Do this test per Steve -it's not conclusive but means more than ohming..

"When testing resistance in the stator windings to ground, you are using a small battery in your meter to push current, probably just a 9 volt battery or even a couple AA cells. A stator wire would pretty much have to have a direct contact to the core to show any kind of problem there. When you test the voltage from any ONE wire to ground (with the engine running about 5000 RPM), you will have 60-90 volts going through the wire. If there was a small break in the insulation that was keeping the 9 volts insulated, it might arc through with 90 volts behind it. If you like, think of it as cracked insulation on your spark plug wires. Perfectly safe running a few volts through it to check resistance, but BOY, does it feel nasty when you get 30,000 volts jumping through the cracks. "
 
Do this test per Steve -it's not conclusive but means more than ohming..

"When testing resistance in the stator windings to ground, you are using a small battery in your meter to push current, probably just a 9 volt battery or even a couple AA cells.
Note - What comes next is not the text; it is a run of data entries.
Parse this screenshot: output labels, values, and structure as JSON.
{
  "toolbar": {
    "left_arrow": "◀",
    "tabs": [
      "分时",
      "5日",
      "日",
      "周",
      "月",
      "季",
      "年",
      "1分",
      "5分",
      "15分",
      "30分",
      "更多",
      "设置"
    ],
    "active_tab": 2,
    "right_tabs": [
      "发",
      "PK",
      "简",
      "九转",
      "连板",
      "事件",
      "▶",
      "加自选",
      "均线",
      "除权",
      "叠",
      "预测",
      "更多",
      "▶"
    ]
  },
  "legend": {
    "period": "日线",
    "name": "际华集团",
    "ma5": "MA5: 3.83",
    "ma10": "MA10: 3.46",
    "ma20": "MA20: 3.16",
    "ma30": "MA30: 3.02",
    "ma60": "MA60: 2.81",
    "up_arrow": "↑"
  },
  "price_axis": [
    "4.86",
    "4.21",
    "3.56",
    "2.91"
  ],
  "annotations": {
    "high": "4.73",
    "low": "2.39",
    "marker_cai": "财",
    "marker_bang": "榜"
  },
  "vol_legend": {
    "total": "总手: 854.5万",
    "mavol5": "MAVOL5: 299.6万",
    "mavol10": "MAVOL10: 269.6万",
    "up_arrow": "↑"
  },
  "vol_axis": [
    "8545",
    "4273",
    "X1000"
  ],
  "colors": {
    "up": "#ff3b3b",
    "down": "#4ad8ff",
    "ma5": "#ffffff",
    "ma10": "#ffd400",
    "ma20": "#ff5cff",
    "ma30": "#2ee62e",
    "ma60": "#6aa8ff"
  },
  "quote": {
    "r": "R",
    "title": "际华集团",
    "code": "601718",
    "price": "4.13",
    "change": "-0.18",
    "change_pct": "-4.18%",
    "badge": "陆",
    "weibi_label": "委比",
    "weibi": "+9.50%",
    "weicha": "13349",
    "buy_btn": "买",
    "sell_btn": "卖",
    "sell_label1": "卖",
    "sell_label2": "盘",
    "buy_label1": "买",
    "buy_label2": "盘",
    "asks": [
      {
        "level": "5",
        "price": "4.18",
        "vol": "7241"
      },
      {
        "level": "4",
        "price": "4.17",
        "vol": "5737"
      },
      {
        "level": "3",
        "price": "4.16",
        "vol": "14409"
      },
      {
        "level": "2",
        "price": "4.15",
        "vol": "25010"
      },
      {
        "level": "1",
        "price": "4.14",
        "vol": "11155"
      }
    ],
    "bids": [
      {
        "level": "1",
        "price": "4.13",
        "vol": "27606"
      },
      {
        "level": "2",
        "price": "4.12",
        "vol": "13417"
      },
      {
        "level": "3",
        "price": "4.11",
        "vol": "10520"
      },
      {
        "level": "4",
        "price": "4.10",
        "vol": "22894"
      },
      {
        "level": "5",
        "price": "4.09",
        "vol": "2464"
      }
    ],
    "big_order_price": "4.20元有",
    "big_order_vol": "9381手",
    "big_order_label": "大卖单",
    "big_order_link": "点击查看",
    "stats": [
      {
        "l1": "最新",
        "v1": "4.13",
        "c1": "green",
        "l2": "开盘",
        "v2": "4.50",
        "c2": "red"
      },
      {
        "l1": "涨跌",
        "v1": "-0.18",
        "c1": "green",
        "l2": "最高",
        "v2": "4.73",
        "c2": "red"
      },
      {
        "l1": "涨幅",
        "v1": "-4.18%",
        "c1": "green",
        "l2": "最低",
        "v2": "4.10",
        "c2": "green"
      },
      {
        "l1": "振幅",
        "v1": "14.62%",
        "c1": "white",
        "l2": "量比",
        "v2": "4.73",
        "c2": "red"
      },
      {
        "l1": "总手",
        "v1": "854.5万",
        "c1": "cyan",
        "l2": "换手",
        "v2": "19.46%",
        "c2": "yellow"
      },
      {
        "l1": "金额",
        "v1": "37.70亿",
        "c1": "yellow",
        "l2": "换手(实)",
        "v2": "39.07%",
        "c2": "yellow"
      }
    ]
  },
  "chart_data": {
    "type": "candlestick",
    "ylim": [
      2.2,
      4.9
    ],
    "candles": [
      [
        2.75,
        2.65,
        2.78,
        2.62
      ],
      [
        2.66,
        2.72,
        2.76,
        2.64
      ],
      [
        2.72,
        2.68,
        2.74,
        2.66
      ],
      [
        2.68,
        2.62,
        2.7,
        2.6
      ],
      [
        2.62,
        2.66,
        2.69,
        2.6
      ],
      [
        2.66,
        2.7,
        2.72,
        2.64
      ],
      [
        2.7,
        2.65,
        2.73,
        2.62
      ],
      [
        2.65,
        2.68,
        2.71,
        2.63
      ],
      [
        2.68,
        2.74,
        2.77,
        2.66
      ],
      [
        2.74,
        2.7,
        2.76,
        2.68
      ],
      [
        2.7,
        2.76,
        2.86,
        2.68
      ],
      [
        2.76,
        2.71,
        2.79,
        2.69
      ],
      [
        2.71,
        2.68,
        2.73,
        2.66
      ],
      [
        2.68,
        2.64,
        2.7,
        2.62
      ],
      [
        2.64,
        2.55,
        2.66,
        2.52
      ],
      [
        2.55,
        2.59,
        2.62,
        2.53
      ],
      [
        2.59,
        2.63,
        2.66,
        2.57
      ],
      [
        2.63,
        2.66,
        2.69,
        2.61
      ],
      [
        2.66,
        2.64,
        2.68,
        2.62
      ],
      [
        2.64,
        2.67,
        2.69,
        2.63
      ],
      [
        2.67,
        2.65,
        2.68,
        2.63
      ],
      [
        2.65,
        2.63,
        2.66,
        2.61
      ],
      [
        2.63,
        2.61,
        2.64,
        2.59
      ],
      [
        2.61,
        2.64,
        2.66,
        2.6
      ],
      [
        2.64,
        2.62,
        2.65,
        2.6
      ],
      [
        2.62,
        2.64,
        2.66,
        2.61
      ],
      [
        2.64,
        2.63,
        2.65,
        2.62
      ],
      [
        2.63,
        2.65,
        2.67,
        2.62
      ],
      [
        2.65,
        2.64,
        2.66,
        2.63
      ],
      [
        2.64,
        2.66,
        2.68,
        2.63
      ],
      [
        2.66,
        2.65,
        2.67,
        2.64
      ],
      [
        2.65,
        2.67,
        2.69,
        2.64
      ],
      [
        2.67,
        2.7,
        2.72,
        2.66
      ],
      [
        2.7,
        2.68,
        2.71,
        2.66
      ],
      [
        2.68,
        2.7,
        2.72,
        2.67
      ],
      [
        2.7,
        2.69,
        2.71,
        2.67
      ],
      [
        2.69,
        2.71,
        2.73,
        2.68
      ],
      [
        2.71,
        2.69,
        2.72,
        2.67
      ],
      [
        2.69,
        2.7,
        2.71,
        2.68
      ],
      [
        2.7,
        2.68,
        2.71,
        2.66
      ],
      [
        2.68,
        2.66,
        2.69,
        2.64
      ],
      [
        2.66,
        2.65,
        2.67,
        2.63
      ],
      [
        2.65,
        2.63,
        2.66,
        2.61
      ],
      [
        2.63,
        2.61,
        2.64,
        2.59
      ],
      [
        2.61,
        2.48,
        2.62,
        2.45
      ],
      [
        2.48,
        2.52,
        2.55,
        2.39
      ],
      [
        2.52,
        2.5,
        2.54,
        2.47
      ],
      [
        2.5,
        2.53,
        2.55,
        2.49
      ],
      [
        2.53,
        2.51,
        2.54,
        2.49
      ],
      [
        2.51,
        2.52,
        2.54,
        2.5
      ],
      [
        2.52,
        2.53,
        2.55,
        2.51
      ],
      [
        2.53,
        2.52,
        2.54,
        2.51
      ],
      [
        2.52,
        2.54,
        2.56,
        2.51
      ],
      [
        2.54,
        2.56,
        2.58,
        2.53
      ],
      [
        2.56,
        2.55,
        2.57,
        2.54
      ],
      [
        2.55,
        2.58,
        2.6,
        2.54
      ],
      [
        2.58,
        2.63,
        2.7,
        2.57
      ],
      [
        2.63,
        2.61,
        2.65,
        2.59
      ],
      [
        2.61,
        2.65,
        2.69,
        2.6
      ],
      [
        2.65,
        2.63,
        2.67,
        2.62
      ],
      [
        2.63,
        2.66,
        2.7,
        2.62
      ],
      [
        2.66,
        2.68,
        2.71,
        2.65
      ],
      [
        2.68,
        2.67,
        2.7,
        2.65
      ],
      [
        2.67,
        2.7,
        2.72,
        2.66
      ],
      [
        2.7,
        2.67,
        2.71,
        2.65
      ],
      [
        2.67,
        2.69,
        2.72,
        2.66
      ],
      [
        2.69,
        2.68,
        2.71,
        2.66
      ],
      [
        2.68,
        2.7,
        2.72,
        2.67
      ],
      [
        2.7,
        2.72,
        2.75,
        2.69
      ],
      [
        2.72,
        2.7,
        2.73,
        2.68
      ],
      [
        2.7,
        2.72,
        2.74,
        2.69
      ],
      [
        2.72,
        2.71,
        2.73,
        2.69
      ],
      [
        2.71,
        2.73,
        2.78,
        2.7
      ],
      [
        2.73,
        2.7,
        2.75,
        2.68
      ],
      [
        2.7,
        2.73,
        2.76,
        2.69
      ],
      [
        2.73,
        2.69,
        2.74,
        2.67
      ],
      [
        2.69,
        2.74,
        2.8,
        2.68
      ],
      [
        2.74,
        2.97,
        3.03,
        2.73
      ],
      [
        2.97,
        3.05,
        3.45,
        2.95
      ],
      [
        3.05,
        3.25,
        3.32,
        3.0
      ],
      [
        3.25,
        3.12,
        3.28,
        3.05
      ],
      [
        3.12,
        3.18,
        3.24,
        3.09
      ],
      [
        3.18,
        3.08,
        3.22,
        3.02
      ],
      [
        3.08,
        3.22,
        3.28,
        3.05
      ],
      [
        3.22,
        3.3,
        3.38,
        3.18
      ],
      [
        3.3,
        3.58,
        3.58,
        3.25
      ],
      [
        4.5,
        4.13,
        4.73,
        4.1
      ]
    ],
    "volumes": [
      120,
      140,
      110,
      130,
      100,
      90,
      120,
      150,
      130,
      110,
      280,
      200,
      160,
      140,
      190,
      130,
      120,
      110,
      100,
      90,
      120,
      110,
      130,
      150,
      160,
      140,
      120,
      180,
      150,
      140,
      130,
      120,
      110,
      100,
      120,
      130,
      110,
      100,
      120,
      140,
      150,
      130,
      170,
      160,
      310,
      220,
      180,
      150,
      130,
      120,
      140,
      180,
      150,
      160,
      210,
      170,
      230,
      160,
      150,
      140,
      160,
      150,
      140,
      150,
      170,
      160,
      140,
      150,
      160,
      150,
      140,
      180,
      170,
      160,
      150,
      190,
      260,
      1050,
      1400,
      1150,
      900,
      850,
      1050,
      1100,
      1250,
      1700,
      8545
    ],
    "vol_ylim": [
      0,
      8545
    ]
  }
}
A stator wire would pretty much have to have a direct contact to the core to show any kind of problem there. When you test the voltage from any ONE wire to ground (with the engine running about 5000 RPM), you will have 60-90 volts going through the wire. If there was a small break in the insulation that was keeping the 9 volts insulated, it might arc through with 90 volts behind it. If you like, think of it as cracked insulation on your spark plug wires. Perfectly safe running a few volts through it to check resistance, but BOY, does it feel nasty when you get 30,000 volts jumping through the cracks. "

Just do the Phase B tests. The leg to leg and leg to ground tests are described.
 
Do this test per Steve -it's not conclusive but means more than ohming..

"When testing resistance in the stator windings to ground, you are using a small battery in your meter to push current, probably just a 9 volt battery or even a couple AA cells. A stator wire would pretty much have to have a direct contact to the core to show any kind of problem there. When you test the voltage from any ONE wire to ground (with the engine running about 5000 RPM), you will have 60-90 volts going through the wire. If there was a small break in the insulation that was keeping the 9 volts insulated, it might arc through with 90 volts behind it. If you like, think of it as cracked insulation on your spark plug wires. Perfectly safe running a few volts through it to check resistance, but BOY, does it feel nasty when you get 30,000 volts jumping through the cracks. "

Just do the Phase B tests. The leg to leg and leg to ground tests are described.

EDIT: Sorry the Phase B includes the ohmmeter tests which are worthless.
 
So, I checked the ac volts from the stator outputs (black multimeter lead) to the crankcase cover (red lead). It was .2-.5mV at 5000 rpm. Is that alright or bad?